Intrahepatic Cholestasis of Pregnancy (IHCP)—also known as obstetric cholestasis—is a unique, multifactorial liver disorder that occurs during pregnancy. It’s characterized primarily by unexplained itching (pruritus) and deranged liver function, specifically elevated bile acid levels. Although typically emerging in the third trimester, symptoms may appear earlier, making vigilant maternal monitoring crucial.
What Triggers Suspicion?
The hallmark symptom of IHCP is intense itching, often starting on the palms and soles and worsening at night. Notably, this occurs without a primary skin condition. While skin trauma from scratching (dermatographia artefacta) is common, it’s non-specific and can mimic eczema, atopic eruptions, or prurigo.
Other clinical signs may include:
- Pale stools
- Dark-colored urine
- Jaundice (in severe cases)
Laboratory Clues
To confirm IHCP, the following lab parameters are essential:
Liver Function Tests (LFTs): Elevated SGOT, SGPT, and GGT levels. Bilirubin may occasionally rise. Alkaline phosphatase (placental origin) is not useful diagnostically.
Serum Bile Acids: This is the most specific test.
Prothrombin Time: Assesses clotting status due to risk of vitamin K deficiency.
Bile acid levels should be interpreted using pregnancy-adjusted reference ranges.
Diagnostic Classification
| Diagnosis | Symptoms | Peak Bile Acid Concentration |
| Gestational Pruritus | Itching only | <19 μmol/L |
| Mild IHCP | Itching | 19–39 μmol/L |
| Moderate IHCP | Itching | 40–99 μmol/L |
| Severe IHCP | Itching | ≥100 μmol/L |
Each unit rise in bile acid increases the fetal morbidity risk by 1–2%.
Complications
Maternal:
Vitamin K deficiency → Postpartum hemorrhage (PPH)
Fetal:
Preterm birth
Meconium-stained amniotic fluid
Fetal distress
Stillbirth (especially with bile acid levels >100 μmol/L)
Note: There is no defined safe bile acid threshold—adverse outcomes can occur even at lower levels.
Management & Surveillance
Maternal:
Weekly LFTs and bile acids until delivery
Abnormal trends despite treatment should prompt evaluation for alternate diagnoses
Fetal:
Ultrasound, Doppler, and NSTs are unreliable for predicting fetal compromise
Continuous intrapartum fetal monitoring is advised
Treatment of Pruritus:
- Topical emollients and antihistamines: Symptomatic relief
- Ursodeoxycholic acid (UDCA): 10–15 mg/kg/day up to 25 mg/kg/day; reduces maternal itch and bile acid levels, but fetal benefit remains unclear
- Vitamin K supplementation (5–10 mg/day) if clotting is impaired
- Dexamethasone: For fetal lung maturity
- Rifampicin: Under clinical trials
Timing of Delivery
Advise women with isolated ICP and a singlet on pregnancy that the risk of stillbirth only increases above population rate once their serum bile acid concentration is 100 micromol/L or more.
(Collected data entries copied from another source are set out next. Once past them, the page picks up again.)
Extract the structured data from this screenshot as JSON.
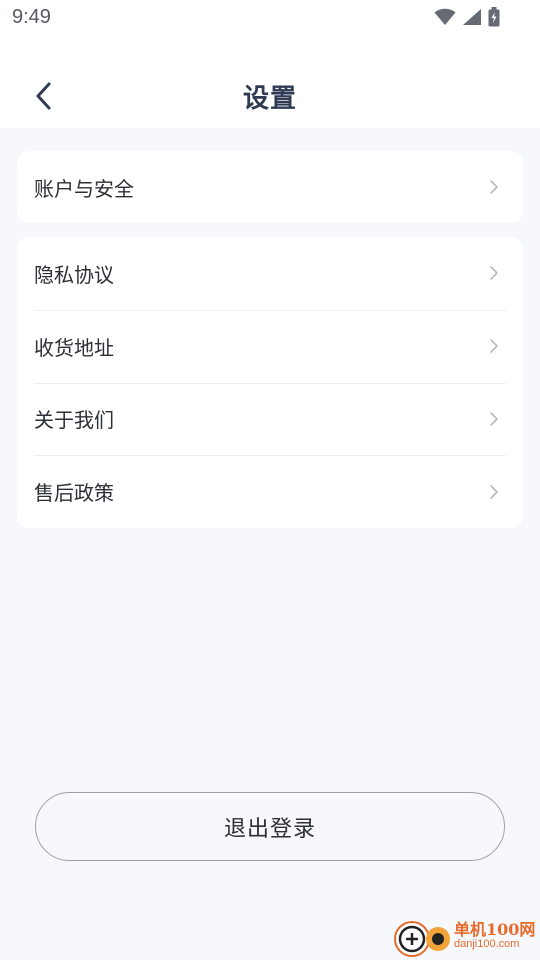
{
  "status_bar": {
    "time": "9:49",
    "icons": [
      "wifi-icon",
      "cell-signal-icon",
      "battery-charging-icon"
    ]
  },
  "header": {
    "back_icon": "chevron-left-icon",
    "title": "设置"
  },
  "account_card": {
    "items": [
      {
        "label": "账户与安全"
      }
    ]
  },
  "info_card": {
    "items": [
      {
        "label": "隐私协议"
      },
      {
        "label": "收货地址"
      },
      {
        "label": "关于我们"
      },
      {
        "label": "售后政策"
      }
    ]
  },
  "logout": {
    "label": "退出登录"
  },
  "watermark": {
    "cn": "单机100网",
    "en": "danji100.com"
  },
  "colors": {
    "background": "#f7f8fc",
    "card": "#ffffff",
    "title": "#2f3a55",
    "text": "#2b2f36",
    "chevron": "#b8bac0",
    "watermark": "#e66b2b"
  }
}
- In women with peak bile acids 19–39 micromol/L (mild ICP) and no other risk factors, advise them that the risk of stillbirth is similar to the background risk. Consider options of planned birth by 40 weeks’ gestation or ongoing antenatal care according to national guidance.
- In women with peak bile acids 40–99 micromol/L (moderate ICP) and no other risk factors, advise them that the known risk of stillbirth is similar to the background risk until 38–39 weeks’ gestation. Consider planned birth at 38–39 weeks’ gestation
- In women with peak bile acids 100 micromol/L or more (severe ICP), advise them that the risk of stillbirth is higher than the background risk. Consider planned birth at 35–36 weeks’ gestation
In Summary
IHCP is a high-risk pregnancy complication marked by intense itching and raised liver bile acids.
It necessitates multidisciplinary surveillance to prevent adverse outcomes.
While maternal symptoms usually resolve post-delivery, fetal complications can be fatal if not timely managed.
Stay vigilant, act early, and prioritize maternal and fetal well-being. If you’re experiencing unexplained itching during pregnancy, consult your obstetrician for evaluation—early detection can make all the difference.